Diese Kommunikationsart ist vor dem Internet medial nicht (oder nur eingeschränkt, nämlich durch die genannte Telefonkonferenz) reproduzierbar, aber keineswegs neu, sondern geradezu eine klassische gesellschaftliche Situation: Der Kneipenstammtisch. (Natürlich gibt es auch noch mehr solcher Situationen, vom Spieleabend über den Workshop bis zum Gemeindecafé, oder pastoraler: vom Hauskreis bis zur PGR-Sitzung, aber der Stammtisch kommt irgendwie der Blogoezese näher…) Man trifft sich in geselliger Runde an einem mehr oder weniger öffentlichen Ort (in beiden Fällen, Stammtisch und Blogoezese, gibt es privatwirtschaftliche Anbieter, den Kneipier bzw. Google, WordPress usw., der seinen Raum zur Nutzung anbietet; rechtlich gesehen, handelt es sich nicht um einen öffentlichen Raum, der Anbieter hat hier das Hausrecht, es liegt aber in seinem Interesse, in der Regel niemanden rauszuschmeißen) und unterhält sich über dies und das, was einen gerade interessiert. Man kennt sich untereinander, stellt aber auch nicht zu viele (vor allem keine unangenehmen) Fragen. Manchmal kommen neue Leute dazu, die man erstmal freudig begrüßt, soweit sie sich nicht gleich völlig daneben benehmen, manchmal verabschieden sich welche oder kommen nicht vom Zigarettenholen zurück. Gelegentlich bleibt mal ein Unbeteiligter stehen und hört zu, ohne sich an der Diskussion zu beteiligen.
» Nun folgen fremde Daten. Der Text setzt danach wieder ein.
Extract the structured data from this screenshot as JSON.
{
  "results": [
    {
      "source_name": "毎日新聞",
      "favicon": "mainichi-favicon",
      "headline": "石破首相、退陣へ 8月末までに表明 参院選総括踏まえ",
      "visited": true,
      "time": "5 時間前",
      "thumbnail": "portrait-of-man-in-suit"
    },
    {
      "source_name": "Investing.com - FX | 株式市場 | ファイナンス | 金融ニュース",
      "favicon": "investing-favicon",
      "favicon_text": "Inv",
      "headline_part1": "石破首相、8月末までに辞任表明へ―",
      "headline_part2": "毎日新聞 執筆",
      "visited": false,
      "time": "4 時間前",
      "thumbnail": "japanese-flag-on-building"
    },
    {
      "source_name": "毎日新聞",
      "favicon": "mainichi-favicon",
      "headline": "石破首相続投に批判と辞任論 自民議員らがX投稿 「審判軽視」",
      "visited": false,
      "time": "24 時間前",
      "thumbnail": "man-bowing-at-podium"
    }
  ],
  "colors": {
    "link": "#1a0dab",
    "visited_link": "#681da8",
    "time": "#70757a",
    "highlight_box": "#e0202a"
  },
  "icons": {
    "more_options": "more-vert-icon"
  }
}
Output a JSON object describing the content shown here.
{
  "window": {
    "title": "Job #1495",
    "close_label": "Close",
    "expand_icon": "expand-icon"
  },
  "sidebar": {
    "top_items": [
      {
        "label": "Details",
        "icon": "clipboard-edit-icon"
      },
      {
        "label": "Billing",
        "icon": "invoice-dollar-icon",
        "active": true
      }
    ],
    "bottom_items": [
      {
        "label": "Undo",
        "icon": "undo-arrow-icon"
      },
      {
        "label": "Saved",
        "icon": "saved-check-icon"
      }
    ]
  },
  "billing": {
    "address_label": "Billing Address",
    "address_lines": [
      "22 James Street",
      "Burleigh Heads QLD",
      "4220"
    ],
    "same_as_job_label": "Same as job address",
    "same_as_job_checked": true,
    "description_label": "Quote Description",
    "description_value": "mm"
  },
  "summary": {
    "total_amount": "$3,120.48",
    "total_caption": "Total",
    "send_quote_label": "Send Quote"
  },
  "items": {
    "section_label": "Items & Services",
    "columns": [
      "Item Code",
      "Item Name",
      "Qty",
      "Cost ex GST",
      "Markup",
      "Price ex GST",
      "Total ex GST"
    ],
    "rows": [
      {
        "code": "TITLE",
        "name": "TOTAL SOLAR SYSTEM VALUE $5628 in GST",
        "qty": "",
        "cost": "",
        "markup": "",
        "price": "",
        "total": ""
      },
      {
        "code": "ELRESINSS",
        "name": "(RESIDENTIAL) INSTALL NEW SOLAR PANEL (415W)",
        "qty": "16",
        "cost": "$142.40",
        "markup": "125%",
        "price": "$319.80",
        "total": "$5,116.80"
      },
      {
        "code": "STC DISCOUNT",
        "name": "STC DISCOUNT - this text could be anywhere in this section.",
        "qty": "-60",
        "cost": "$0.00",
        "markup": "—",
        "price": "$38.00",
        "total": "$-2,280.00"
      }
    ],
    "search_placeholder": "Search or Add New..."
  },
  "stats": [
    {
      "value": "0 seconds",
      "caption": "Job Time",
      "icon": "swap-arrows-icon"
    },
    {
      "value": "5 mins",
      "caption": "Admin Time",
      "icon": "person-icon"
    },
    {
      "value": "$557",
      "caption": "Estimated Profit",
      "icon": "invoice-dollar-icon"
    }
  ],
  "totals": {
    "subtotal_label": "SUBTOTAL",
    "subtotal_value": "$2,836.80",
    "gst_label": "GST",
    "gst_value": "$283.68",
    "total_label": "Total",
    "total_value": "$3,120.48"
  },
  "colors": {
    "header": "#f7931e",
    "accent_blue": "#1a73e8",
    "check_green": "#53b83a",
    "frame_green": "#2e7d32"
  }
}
Vielleicht steigt er irgendwann mit ein oder macht in Zukunft einen großen Bogen um diesen angeheiterten Tisch. (Völlig unhöflich hingegen wäre es, wenn jemand käme, die Stammtischler nach ihren Namen und ihren Berufen aushorchte und am nächsten Tag in der Zeitung der Nachbarstadt sich darüber ausließe, was Herr xy aus dem Nachbardorf, angestellt da und dort, angeblich und noch dazu aus dem Zusammenhang gerissen über seinen Chef am Stammtisch gesagt hat. Das würde zurecht als Eindringen in die Privatsphäre verstanden werden, ist aber natürlich rein hypothetisch.)
Mit anderen Worten: Das Bloggen, zumindest das Bloggen im engeren Sinn eines persönlichen, privaten Blogs, ist kein Journalismus, sondern Stammtischgeplänkel. Für die Bildung einer öffentlichen Meinung ist das natürlich nicht zu unterschätzen, gegen die Stammtische zu regieren, dürfte geradezu unmöglich sein. Gerade das Internet bietet darüber hinaus die Möglichkeit, überregionale „Stammtische“ zu schaffen, wofür man früher Vereine gründen mußte, und selbst dann hat man sich nur ein paar mal im Jahr getroffen. Durch das Internet werden solche „Stammtische“ überhaupt erst kampagnenfähig, indem eine leichte Verknüpfung mit anderen Internettools zur Selbstorganisation möglich sind. Der „Normalbetrieb“ der Blogoezese bleibt aber im Kern ein Stammtisch.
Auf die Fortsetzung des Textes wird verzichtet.